Union Combined Operations in the Civil War studies ten cases in which there were combined Army-Navy operations by Union forces. It’s a unique perspective on a subject that’s been both exhaustively studied and written about.

The Doom of Reconstruction: The Liberal Republicans in the Civil War Era is Andrew Slap’s analysis of the 1872 presidential election–an in-depth look at the struggle between Ulysses S. Grant and Horace Greeley for control of the Republican party. Slap posits, however, that the election represented more than this leadership struggle; rather, it shaped the fate of Reconstruction, and hence, the fate of the nation as a whole.

German-Americans typically don’t figure prominently in conversations about the Civil War.

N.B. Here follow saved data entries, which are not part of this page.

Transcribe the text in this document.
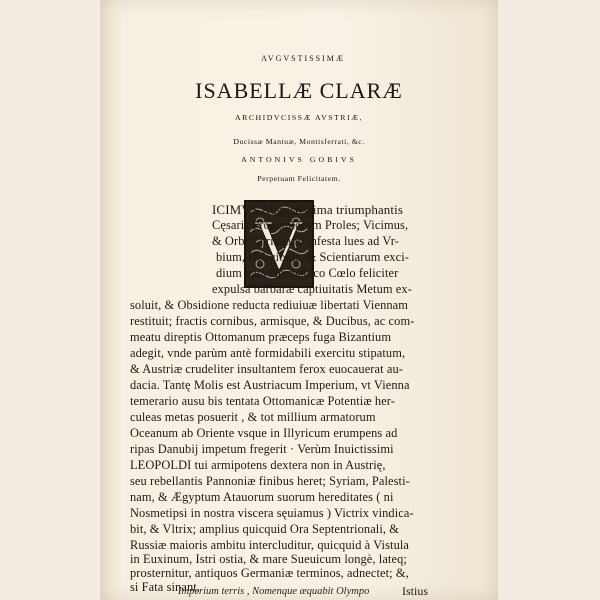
AVGVSTISSIMÆ
ISABELLÆ CLARÆ
ARCHIDVCISSÆ AVSTRIÆ,
Ducissæ Mantuæ, Montisferrati, &c.
ANTONIVS GOBIVS
Perpetuam Felicitatem.
V
ICIMVS Augustissima triumphantis
Cęsaris Progenitorum Proles; Vicimus,
& Orbi Christiano infesta lues ad Vr-
bium, Religionis, & Scientiarum exci-
dium nata Germanico Cœlo feliciter
expulsa barbaræ captiuitatis Metum ex-
soluit, & Obsidione reducta rediuiuæ libertati Viennam
restituit; fractis cornibus, armisque, & Ducibus, ac com-
meatu direptis Ottomanum præceps fuga Bizantium
adegit, vnde parùm antè formidabili exercitu stipatum,
& Austriæ crudeliter insultantem ferox euocauerat au-
dacia. Tantę Molis est Austriacum Imperium, vt Vienna
temerario ausu bis tentata Ottomanicæ Potentiæ her-
culeas metas posuerit , & tot millium armatorum
Oceanum ab Oriente vsque in Illyricum erumpens ad
ripas Danubij impetum fregerit · Verùm Inuictissimi
LEOPOLDI tui armipotens dextera non in Austrię,
seu rebellantis Pannoniæ finibus heret; Syriam, Palesti-
nam, & Ægyptum Atauorum suorum hereditates ( ni
Nosmetipsi in nostra viscera sęuiamus ) Victrix vindica-
bit, & Vltrix; amplius quicquid Ora Septentrionali, &
Russiæ maioris ambitu intercluditur, quicquid à Vistula
in Euxinum, Istri ostia, & mare Sueuicum longè, lateq;
prosternitur, antiquos Germaniæ terminos, adnectet; &,
si Fata sinant,
Imperium terris , Nomenque æquabit Olympo	Istius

However, in Chancellorsville and the Germans: Nativism, Ethnicity, and Civil War Memory Christian B. Keller presents the infamous Battle of Chancellorsville from the German-American perspective, delving into letters, regimental records, memoirs, and German-language newspapers from the period. The book challenges the misunderstood notion that the Union’s defeat in the battle was largely due to German immigrants fleeing the battle scene and examines the long-lasting effects on German-American identity.

The Great Task Remaining Before Us: Reconstruction as America’s Continuing Civil War examines the monumental impact that the Civil War had on the national political and social landscape, not only during the War, but before and after as well. It dispels the notion that the Civil War ended with General Lee’s surrender and posits that the period known as Reconstruction was just as fraught with racial and political tensions and hatreds as during the War itself.

Freedwomen and the Freedmen’s Bureau: Race, Gender, and Public Policy in the Age of Emancipation examines the Bureau of Refugees, Freedmen, and Abandoned Lands (commonly referred to as the “Freedmen’s Bureau”) and its relationship to women during post-Civil War Reconstruction. The Bureau was created and tasked with helping assimilate former slaves into American daily life–a gargantuan task. However, little has been written about the Bureau’s work in relation to the women it directly affected, a fact which Mary Farmer-Kaiser, the book’s author, believes has done a great disservice to the agency, its legacy, and understanding of American history.

Lastly, no study of the Civil War would be complete without a book about Abraham Lincoln. Harold Holzer’s latest, The Lincoln Assassination: Crime and Punishment, Myth and Memory, examines the infamous presidential assassination and its echoing significance throughout American memory and culture. In addition to detailing the assassination, it follows the resulting search and prosecution of the murder conspirators, events which are much more complex than most realize.